Exploiting Vocabulary Frequency Imbalance in Language Model Pre-training

Large language models are trained with tokenizers, and the resulting token distribution is highly imbalanced: a few words dominate the stream while most occur rarely. Recent practice favors ever-larger vocabularies, but the source of the benefit is unclear. We conduct a controlled study that scales the language model's vocabulary from 24K to 196K while holding data, compute, and optimization fixed. We first quantify the complexity of tokenized text, formalized via Kolmogorov complexity, and show that larger vocabularies reduce this complexity.

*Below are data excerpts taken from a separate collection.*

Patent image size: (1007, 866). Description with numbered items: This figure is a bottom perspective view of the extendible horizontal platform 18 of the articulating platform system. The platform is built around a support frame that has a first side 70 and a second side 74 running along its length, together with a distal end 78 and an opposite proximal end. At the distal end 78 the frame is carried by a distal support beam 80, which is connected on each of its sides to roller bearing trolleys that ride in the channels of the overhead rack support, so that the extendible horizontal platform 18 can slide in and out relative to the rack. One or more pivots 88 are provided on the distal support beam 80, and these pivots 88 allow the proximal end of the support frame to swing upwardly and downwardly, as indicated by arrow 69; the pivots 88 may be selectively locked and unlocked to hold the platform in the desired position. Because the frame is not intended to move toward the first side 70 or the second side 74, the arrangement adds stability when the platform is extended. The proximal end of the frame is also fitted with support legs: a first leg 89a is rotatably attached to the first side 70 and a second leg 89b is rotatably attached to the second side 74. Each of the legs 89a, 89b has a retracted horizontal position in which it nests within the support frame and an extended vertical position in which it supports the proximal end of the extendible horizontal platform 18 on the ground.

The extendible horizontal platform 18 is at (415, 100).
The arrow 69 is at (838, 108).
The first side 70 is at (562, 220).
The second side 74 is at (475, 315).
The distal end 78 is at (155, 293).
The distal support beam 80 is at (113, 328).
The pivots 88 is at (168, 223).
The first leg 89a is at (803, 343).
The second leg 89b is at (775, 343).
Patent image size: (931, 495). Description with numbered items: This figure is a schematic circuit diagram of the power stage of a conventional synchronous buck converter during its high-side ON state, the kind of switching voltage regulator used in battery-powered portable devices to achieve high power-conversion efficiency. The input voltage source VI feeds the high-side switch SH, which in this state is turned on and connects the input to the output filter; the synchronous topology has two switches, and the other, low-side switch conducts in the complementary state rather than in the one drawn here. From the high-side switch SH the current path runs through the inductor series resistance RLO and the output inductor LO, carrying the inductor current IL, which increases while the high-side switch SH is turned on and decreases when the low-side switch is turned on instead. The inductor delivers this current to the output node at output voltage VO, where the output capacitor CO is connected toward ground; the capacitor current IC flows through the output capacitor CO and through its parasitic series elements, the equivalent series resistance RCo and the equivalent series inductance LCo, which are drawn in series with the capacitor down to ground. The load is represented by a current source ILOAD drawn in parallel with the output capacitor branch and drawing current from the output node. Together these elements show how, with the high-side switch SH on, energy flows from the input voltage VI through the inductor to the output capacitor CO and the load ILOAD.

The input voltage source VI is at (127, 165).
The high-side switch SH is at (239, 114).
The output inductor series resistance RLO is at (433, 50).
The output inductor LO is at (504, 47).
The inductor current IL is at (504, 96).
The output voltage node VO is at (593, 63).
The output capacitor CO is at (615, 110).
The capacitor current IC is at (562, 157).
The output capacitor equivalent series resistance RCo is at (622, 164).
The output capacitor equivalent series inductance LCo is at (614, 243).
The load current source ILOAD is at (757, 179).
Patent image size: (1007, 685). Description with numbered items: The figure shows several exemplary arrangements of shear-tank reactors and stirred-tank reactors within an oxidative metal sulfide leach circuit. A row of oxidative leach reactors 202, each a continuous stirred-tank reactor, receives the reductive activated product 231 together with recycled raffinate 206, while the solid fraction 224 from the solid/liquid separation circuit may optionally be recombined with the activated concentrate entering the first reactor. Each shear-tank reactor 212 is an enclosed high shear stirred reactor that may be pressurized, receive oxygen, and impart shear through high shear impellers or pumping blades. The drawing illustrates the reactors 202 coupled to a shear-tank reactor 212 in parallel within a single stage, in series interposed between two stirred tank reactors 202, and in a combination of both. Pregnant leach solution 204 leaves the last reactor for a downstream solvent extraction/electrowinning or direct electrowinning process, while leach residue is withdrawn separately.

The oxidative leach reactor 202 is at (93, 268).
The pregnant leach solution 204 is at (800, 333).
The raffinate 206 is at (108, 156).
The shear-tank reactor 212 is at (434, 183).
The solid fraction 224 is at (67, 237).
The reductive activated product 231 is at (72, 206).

Above 24K, every common word is already a single token, so further growth mainly deepens the relative token-frequency imbalance. A word-level loss decomposition shows that larger vocabularies reduce cross-entropy almost exclusively by lowering uncertainty on the 2,500 most frequent words, even though loss on the rare tail rises. Constraining input and output embedding norms to attenuate the effect of token-frequency imbalance reverses the gain, directly showing that the model exploits rather than suffers from imbalance. Because the same frequent words cover roughly 77% of tokens in downstream benchmarks, this training advantage transfers intact. We also show that enlarging model parameters with a fixed vocabulary yields the same frequent-word benefit. Our results reframe "bigger vocabularies help" as "lowering the complexity of tokenized text helps," providing a simple, principled lever for tokenizer-model co-design and clarifying the loss dynamics that govern language-model scaling in pre-training.